O fecho fez-se, mais adiante, no Salão Brazil, com o regresso dos Corda Bamba à Cidade Universitária. No ano passado o grupo estivera ali em residência e gravou um disco ainda à espera de edição, e agora voltou com uma alteração de circunstância – Mark Sanders no lugar de Roger Turner. O baterista britânico mais os portugueses Hugo Antunes (contrabaixo) e Luís Vicente (trompete), o inglês Alexander Hawkins (piano) e o norte-americano John Dikeman (saxofone tenor) encerraram os Encontros de forma particularmente intensa, alinhada com a estética do grito formulada pelo free jazz histórico e pela “old school” da livre-improvisação. O que deram ao público esteve quase sempre no vermelho, ou seja, nos antípodas do que, no final da tarde, pude ouvir de Hawkins antes de chegarem os seus companheiros de banda para a prova de som (um cintilante e meticuloso Bach), e dele e Dikeman quando se atiraram aos blues, fazendo lembrar a parceria de Archie Shepp e Horace Parlan.
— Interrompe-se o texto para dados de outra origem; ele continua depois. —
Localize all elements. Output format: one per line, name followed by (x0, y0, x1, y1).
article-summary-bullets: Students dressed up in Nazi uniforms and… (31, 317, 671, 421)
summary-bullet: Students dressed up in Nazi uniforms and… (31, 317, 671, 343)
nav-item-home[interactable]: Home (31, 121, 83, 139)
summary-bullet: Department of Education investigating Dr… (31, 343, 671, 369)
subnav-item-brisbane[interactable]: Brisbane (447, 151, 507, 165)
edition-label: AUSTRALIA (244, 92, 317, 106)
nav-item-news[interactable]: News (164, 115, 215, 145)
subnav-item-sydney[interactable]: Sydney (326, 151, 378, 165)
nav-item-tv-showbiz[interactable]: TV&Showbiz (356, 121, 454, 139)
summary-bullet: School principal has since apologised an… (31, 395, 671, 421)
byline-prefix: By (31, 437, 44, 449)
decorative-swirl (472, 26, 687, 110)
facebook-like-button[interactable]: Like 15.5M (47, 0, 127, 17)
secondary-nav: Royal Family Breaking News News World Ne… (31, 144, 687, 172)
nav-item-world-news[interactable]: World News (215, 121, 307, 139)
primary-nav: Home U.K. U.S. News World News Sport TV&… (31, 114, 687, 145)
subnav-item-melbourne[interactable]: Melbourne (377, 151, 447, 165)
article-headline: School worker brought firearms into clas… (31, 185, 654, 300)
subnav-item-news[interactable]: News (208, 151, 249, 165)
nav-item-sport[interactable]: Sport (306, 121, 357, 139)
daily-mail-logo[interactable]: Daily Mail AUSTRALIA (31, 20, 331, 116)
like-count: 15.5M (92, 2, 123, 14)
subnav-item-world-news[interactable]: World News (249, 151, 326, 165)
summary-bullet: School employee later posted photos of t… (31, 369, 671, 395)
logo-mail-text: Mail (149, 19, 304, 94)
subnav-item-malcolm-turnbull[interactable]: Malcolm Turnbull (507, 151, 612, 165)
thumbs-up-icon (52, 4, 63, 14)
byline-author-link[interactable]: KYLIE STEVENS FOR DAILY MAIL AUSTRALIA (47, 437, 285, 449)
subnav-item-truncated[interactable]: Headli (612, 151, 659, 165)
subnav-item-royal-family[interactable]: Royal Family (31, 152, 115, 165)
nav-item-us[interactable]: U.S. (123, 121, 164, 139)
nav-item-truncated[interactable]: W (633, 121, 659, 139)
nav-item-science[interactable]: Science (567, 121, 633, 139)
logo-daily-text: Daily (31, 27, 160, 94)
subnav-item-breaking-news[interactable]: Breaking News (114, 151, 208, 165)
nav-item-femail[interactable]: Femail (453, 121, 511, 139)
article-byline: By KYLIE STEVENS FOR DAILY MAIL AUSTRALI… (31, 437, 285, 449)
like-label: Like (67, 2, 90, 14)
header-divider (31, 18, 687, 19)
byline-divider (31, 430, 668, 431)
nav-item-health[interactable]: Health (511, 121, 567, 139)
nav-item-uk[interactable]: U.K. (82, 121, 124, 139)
Assim não foi nos minutos em que o concerto entrou por terrenos mais abstractos e com mais espaços, bem como numa longa passagem, apenas com a secção rítmica, em que se escolheu o bebop como vocabulário. A preceito, diga-se, com o clássico “walking bass” e com “swing” de bateria. O Jazz ao Centro terminava, deste modo, em festa.